Ou seja, em relação a cada concreto ponto de facto que o recorrente pretende que seja dado como provado, ele deve ter o cuidado de indicar quais os concretos meios de prova que impõem essa decisão.
Ora, a recorrente, quanto aos concretos pontos de facto que pretende dar como provados, não os indica como tais, antes pega no requerimento que fez a 22/11/2017 e transcreve na íntegra os seus arts. 4 a 6, 8 a 12, 17, 18, 20, 21 e 23, sem sequer atentar que parte dessas alegações está em desacordo com os depoimentos que invoca e com as conclusões que tira (assim, por exemplo, naqueles artigos diz que o pai vive sozinho dependente da ajuda da mãe - avó paterna - e que é esta que confecciona a comida e fica com o menor, dando-lhe o jantar, quando nas alegações de recurso diz que ele vive com uma companheira e o menor quase nunca está com a avó paterna).
Por outro lado, a recorrente, como se verá à frente, pega em vários depoimentos, transcreve-os na íntegra ou parcialmente, nalguns casos analisa-os, faz comentários, diz porque é que deviam ter sido considerados relevantes, mas não os liga expressamente com nenhum concreto ponto de facto que pretende que seja dado como provado.
Assim sendo, impor-se-ia, desde logo, a rejeição da impugnação da decisão da matéria de facto, pois que não pode ser o tribunal, em prejuízo da parte contrária (que seria apanhada de surpresa com isso, impedindo-a do exercício efectivo do contraditório, em violação do art. 3 do CPC), a isolar os pontos de facto concretos que a recorrente quer impugnar e depois a estabelecer quais os concretos meios de prova que poderiam suportar tal pretensão.

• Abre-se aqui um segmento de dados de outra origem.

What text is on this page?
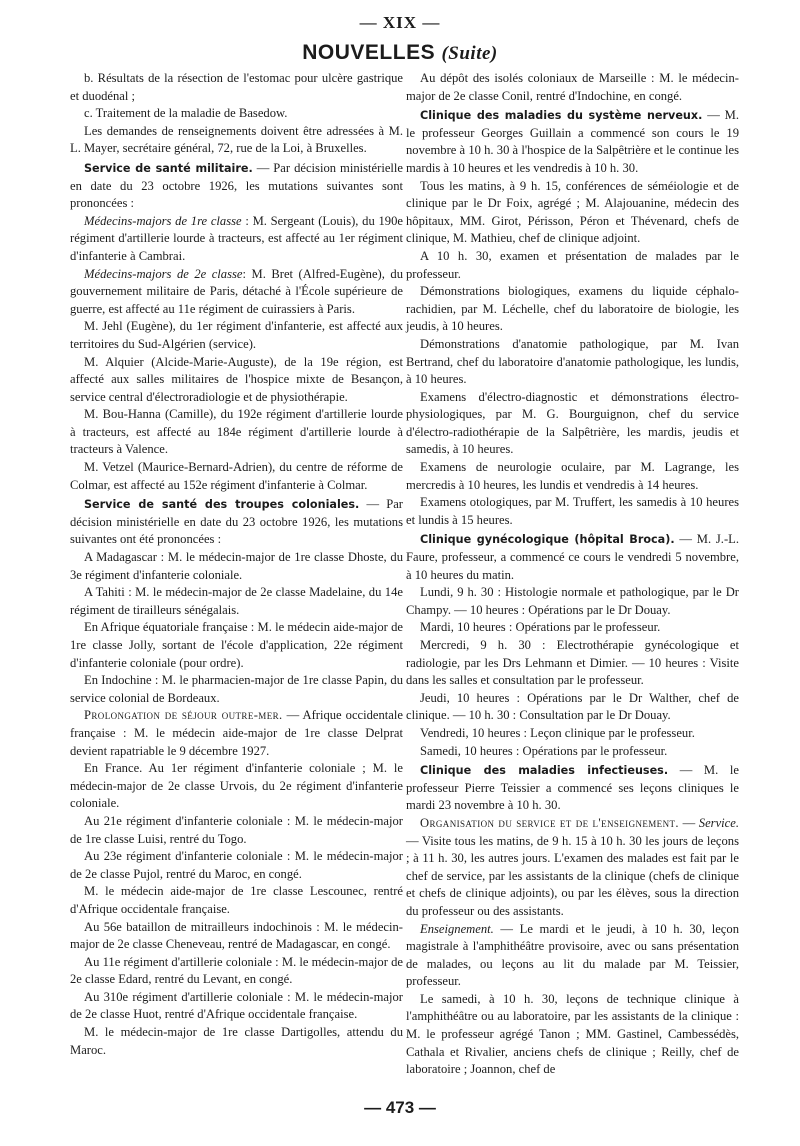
— XIX —
NOUVELLES (Suite)

b. Résultats de la résection de l'estomac pour ulcère gastrique et duodénal ;

c. Traitement de la maladie de Basedow.

Les demandes de renseignements doivent être adressées à M. L. Mayer, secrétaire général, 72, rue de la Loi, à Bruxelles.

Service de santé militaire. — Par décision ministérielle en date du 23 octobre 1926, les mutations suivantes sont prononcées :

Médecins-majors de 1re classe : M. Sergeant (Louis), du 190e régiment d'artillerie lourde à tracteurs, est affecté au 1er régiment d'infanterie à Cambrai.

Médecins-majors de 2e classe: M. Bret (Alfred-Eugène), du gouvernement militaire de Paris, détaché à l'École supérieure de guerre, est affecté au 11e régiment de cuirassiers à Paris.

M. Jehl (Eugène), du 1er régiment d'infanterie, est affecté aux territoires du Sud-Algérien (service).

M. Alquier (Alcide-Marie-Auguste), de la 19e région, est affecté aux salles militaires de l'hospice mixte de Besançon, service central d'électroradiologie et de physiothérapie.

M. Bou-Hanna (Camille), du 192e régiment d'artillerie lourde à tracteurs, est affecté au 184e régiment d'artillerie lourde à tracteurs à Valence.

M. Vetzel (Maurice-Bernard-Adrien), du centre de réforme de Colmar, est affecté au 152e régiment d'infanterie à Colmar.

Service de santé des troupes coloniales. — Par décision ministérielle en date du 23 octobre 1926, les mutations suivantes ont été prononcées :

A Madagascar : M. le médecin-major de 1re classe Dhoste, du 3e régiment d'infanterie coloniale.

A Tahiti : M. le médecin-major de 2e classe Madelaine, du 14e régiment de tirailleurs sénégalais.

En Afrique équatoriale française : M. le médecin aide-major de 1re classe Jolly, sortant de l'école d'application, 22e régiment d'infanterie coloniale (pour ordre).

En Indochine : M. le pharmacien-major de 1re classe Papin, du service colonial de Bordeaux.

Prolongation de séjour outre-mer. — Afrique occidentale française : M. le médecin aide-major de 1re classe Delprat devient rapatriable le 9 décembre 1927.

En France. Au 1er régiment d'infanterie coloniale ; M. le médecin-major de 2e classe Urvois, du 2e régiment d'infanterie coloniale.

Au 21e régiment d'infanterie coloniale : M. le médecin-major de 1re classe Luisi, rentré du Togo.

Au 23e régiment d'infanterie coloniale : M. le médecin-major de 2e classe Pujol, rentré du Maroc, en congé.

M. le médecin aide-major de 1re classe Lescounec, rentré d'Afrique occidentale française.

Au 56e bataillon de mitrailleurs indochinois : M. le médecin-major de 2e classe Cheneveau, rentré de Madagascar, en congé.

Au 11e régiment d'artillerie coloniale : M. le médecin-major de 2e classe Edard, rentré du Levant, en congé.

Au 310e régiment d'artillerie coloniale : M. le médecin-major de 2e classe Huot, rentré d'Afrique occidentale française.

M. le médecin-major de 1re classe Dartigolles, attendu du Maroc.

Au dépôt des isolés coloniaux de Marseille : M. le médecin-major de 2e classe Conil, rentré d'Indochine, en congé.

Clinique des maladies du système nerveux. — M. le professeur Georges Guillain a commencé son cours le 19 novembre à 10 h. 30 à l'hospice de la Salpêtrière et le continue les mardis à 10 heures et les vendredis à 10 h. 30.

Tous les matins, à 9 h. 15, conférences de séméiologie et de clinique par le Dr Foix, agrégé ; M. Alajouanine, médecin des hôpitaux, MM. Girot, Périsson, Péron et Thévenard, chefs de clinique, M. Mathieu, chef de clinique adjoint.

A 10 h. 30, examen et présentation de malades par le professeur.

Démonstrations biologiques, examens du liquide céphalo-rachidien, par M. Léchelle, chef du laboratoire de biologie, les jeudis, à 10 heures.

Démonstrations d'anatomie pathologique, par M. Ivan Bertrand, chef du laboratoire d'anatomie pathologique, les lundis, à 10 heures.

Examens d'électro-diagnostic et démonstrations électro-physiologiques, par M. G. Bourguignon, chef du service d'électro-radiothérapie de la Salpêtrière, les mardis, jeudis et samedis, à 10 heures.

Examens de neurologie oculaire, par M. Lagrange, les mercredis à 10 heures, les lundis et vendredis à 14 heures.

Examens otologiques, par M. Truffert, les samedis à 10 heures et lundis à 15 heures.

Clinique gynécologique (hôpital Broca). — M. J.-L. Faure, professeur, a commencé ce cours le vendredi 5 novembre, à 10 heures du matin.

Lundi, 9 h. 30 : Histologie normale et pathologique, par le Dr Champy. — 10 heures : Opérations par le Dr Douay.

Mardi, 10 heures : Opérations par le professeur.

Mercredi, 9 h. 30 : Electrothérapie gynécologique et radiologie, par les Drs Lehmann et Dimier. — 10 heures : Visite dans les salles et consultation par le professeur.

Jeudi, 10 heures : Opérations par le Dr Walther, chef de clinique. — 10 h. 30 : Consultation par le Dr Douay.

Vendredi, 10 heures : Leçon clinique par le professeur.

Samedi, 10 heures : Opérations par le professeur.

Clinique des maladies infectieuses. — M. le professeur Pierre Teissier a commencé ses leçons cliniques le mardi 23 novembre à 10 h. 30.

Organisation du service et de l'enseignement. — Service. — Visite tous les matins, de 9 h. 15 à 10 h. 30 les jours de leçons ; à 11 h. 30, les autres jours. L'examen des malades est fait par le chef de service, par les assistants de la clinique (chefs de clinique et chefs de clinique adjoints), ou par les élèves, sous la direction du professeur ou des assistants.

Enseignement. — Le mardi et le jeudi, à 10 h. 30, leçon magistrale à l'amphithéâtre provisoire, avec ou sans présentation de malades, ou leçons au lit du malade par M. Teissier, professeur.

Le samedi, à 10 h. 30, leçons de technique clinique à l'amphithéâtre ou au laboratoire, par les assistants de la clinique : M. le professeur agrégé Tanon ; MM. Gastinel, Cambessédès, Cathala et Rivalier, anciens chefs de clinique ; Reilly, chef de laboratoire ; Joannon, chef de

— 473 —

Tanto mais que, como a mãe não impugna nenhum dos factos dados como provados, verificar-se-ia uma de duas hipóteses: (i) esses factos não estão em contradição com os factos que a recorrente pretende dar como provados e por isso permanecem como tal. Ora, da simples leitura deles decorre que são base suficiente para se concordar com que a residência alternada é a melhor solução para o caso dos autos. (ii) Ou então aqueles factos dados como provados estão parcialmente em contradição com os que a recorrente pretende dar como provados e, de novo, teria que ser o tribunal a estar a fazer a análise e a decidir em relação a que factos é que tal ocorreria, com completa impossibilidade para a parte contrária de exercer o contraditório quanto a isso.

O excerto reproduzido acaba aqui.